Handmade meerkat Felix, caves with dinosaur footprints, paradise of Mozambique - what kind of adventures have happened to us

I lived in Johannesburg for three years. Leaving attempts to make a career in cinema, I returned to journalism and decided to open my city online magazine. I worked for them all my life, adored New York Magazine and The Village and suffered from a lack of something like that in Johannesburg. With the help of my boyfriend and friends, I launched a campaign on Kickstarter, which raised the required eight thousand dollars. Together with designer Mitya Sudakov and developer Andrei Starkov, we made a nice site, and a small team of authors and photographers led by me began producing articles, interviews and reviews on cool places in the city. Gummie.co.za started six months later and became a prism through which I explored Johannesburg in particular and South Africa as a whole, created my own social circle and emerged from the vacuum in which I lived the first year of life in a new place.

Since then, my life has turned into a strange and funny adventure with elements of surrealism. For four months, Gummie became the second most visited online magazine in the city, but I could not make money on it: the business model raised questions from investors and partners. After six months of searching, working in an urban bureau, an advertising agency, and one excellent business course, I came up with a new idea - to make a website that not only talks about what to do in the city, but also sells these same classes. Thus was born the second reincarnation of Gummie - a site selling unique adventures in South Africa.

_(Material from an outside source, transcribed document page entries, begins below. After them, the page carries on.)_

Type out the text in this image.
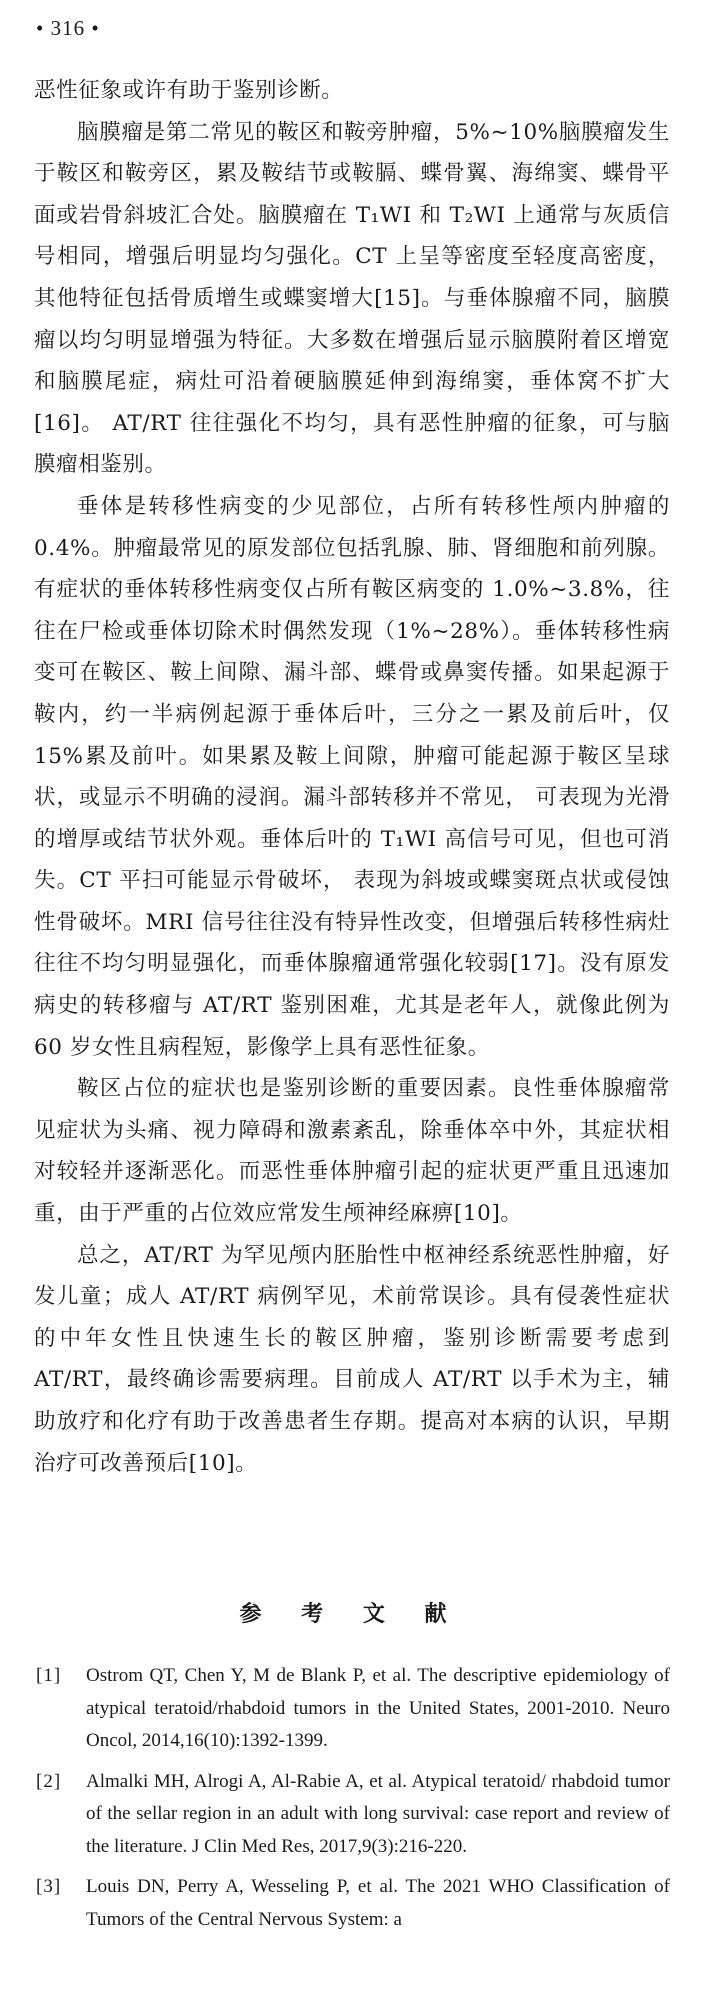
• 316 •

恶性征象或许有助于鉴别诊断。

脑膜瘤是第二常见的鞍区和鞍旁肿瘤，5%~10%脑膜瘤发生于鞍区和鞍旁区，累及鞍结节或鞍膈、蝶骨翼、海绵窦、蝶骨平面或岩骨斜坡汇合处。脑膜瘤在 T₁WI 和 T₂WI 上通常与灰质信号相同，增强后明显均匀强化。CT 上呈等密度至轻度高密度，其他特征包括骨质增生或蝶窦增大[15]。与垂体腺瘤不同，脑膜瘤以均匀明显增强为特征。大多数在增强后显示脑膜附着区增宽和脑膜尾症，病灶可沿着硬脑膜延伸到海绵窦，垂体窝不扩大[16]。 AT/RT 往往强化不均匀，具有恶性肿瘤的征象，可与脑膜瘤相鉴别。

垂体是转移性病变的少见部位，占所有转移性颅内肿瘤的 0.4%。肿瘤最常见的原发部位包括乳腺、肺、肾细胞和前列腺。有症状的垂体转移性病变仅占所有鞍区病变的 1.0%~3.8%，往往在尸检或垂体切除术时偶然发现（1%~28%）。垂体转移性病变可在鞍区、鞍上间隙、漏斗部、蝶骨或鼻窦传播。如果起源于鞍内，约一半病例起源于垂体后叶，三分之一累及前后叶，仅 15%累及前叶。如果累及鞍上间隙，肿瘤可能起源于鞍区呈球状，或显示不明确的浸润。漏斗部转移并不常见， 可表现为光滑的增厚或结节状外观。垂体后叶的 T₁WI 高信号可见，但也可消失。CT 平扫可能显示骨破坏， 表现为斜坡或蝶窦斑点状或侵蚀性骨破坏。MRI 信号往往没有特异性改变，但增强后转移性病灶往往不均匀明显强化，而垂体腺瘤通常强化较弱[17]。没有原发病史的转移瘤与 AT/RT 鉴别困难，尤其是老年人，就像此例为 60 岁女性且病程短，影像学上具有恶性征象。

鞍区占位的症状也是鉴别诊断的重要因素。良性垂体腺瘤常见症状为头痛、视力障碍和激素紊乱，除垂体卒中外，其症状相对较轻并逐渐恶化。而恶性垂体肿瘤引起的症状更严重且迅速加重，由于严重的占位效应常发生颅神经麻痹[10]。

总之，AT/RT 为罕见颅内胚胎性中枢神经系统恶性肿瘤，好发儿童；成人 AT/RT 病例罕见，术前常误诊。具有侵袭性症状的中年女性且快速生长的鞍区肿瘤，鉴别诊断需要考虑到 AT/RT，最终确诊需要病理。目前成人 AT/RT 以手术为主，辅助放疗和化疗有助于改善患者生存期。提高对本病的认识，早期治疗可改善预后[10]。

参 考 文 献
[1]	Ostrom QT, Chen Y, M de Blank P, et al. The descriptive epidemiology of atypical teratoid/rhabdoid tumors in the United States, 2001-2010. Neuro Oncol, 2014,16(10):1392-1399.
[2]	Almalki MH, Alrogi A, Al-Rabie A, et al. Atypical teratoid/ rhabdoid tumor of the sellar region in an adult with long survival: case report and review of the literature. J Clin Med Res, 2017,9(3):216-220.
[3]	Louis DN, Perry A, Wesseling P, et al. The 2021 WHO Classification of Tumors of the Central Nervous System: a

At this point, my boyfriend and I traveled all over the country and a couple of neighbors — I visited places in South Africa that not every local knows about. Handmade meerkat Felix, caves in which dinosaur tracks have been preserved, paradises of Mozambique, life on a yacht on the Indian coast of Africa - what adventures have happened to us.

The best adventure of all was to move to my favorite city in the world - Cape Town. For 26 years of my life I was in 40 countries and even more cities, but Cape Town is not like anything. I fell in love with him at first sight. The mountains from which clouds roll, two oceans, where dolphins and whales are visible at any time of the year, vineyards of incredible beauty, trendy restaurants and an active lifestyle culture - this city continues to conquer my heart every day.

Since I made this decision, everything spun by itself. In one day, I found a wonderful apartment overlooking the ocean, in which I still live. My neighbor called for a haik, where I met my future best friend. Friends began to wind up as before - simple and easy. Business flourished, because Cape Town is the center of tourism in the country. My passion for running reached a peak when I had the opportunity to run along the ocean every morning - six months later I ran my first half marathon. It turned out even that I love nature, although I used to go into hysterics at the sight of a caterpillar. Now I go to the mountains every weekend - the blessing is that they are everywhere, and it is possible to get on the peak of Lion's Head in just an hour before breakfast. And the street on which I go for coffee in the mornings, is exactly as I imagined it.

Photo: Wikipedia (1, 2, 3), Ksenia Mardina

Watch the video: China building 3 African Parliaments - FOR FREE! (September 2024).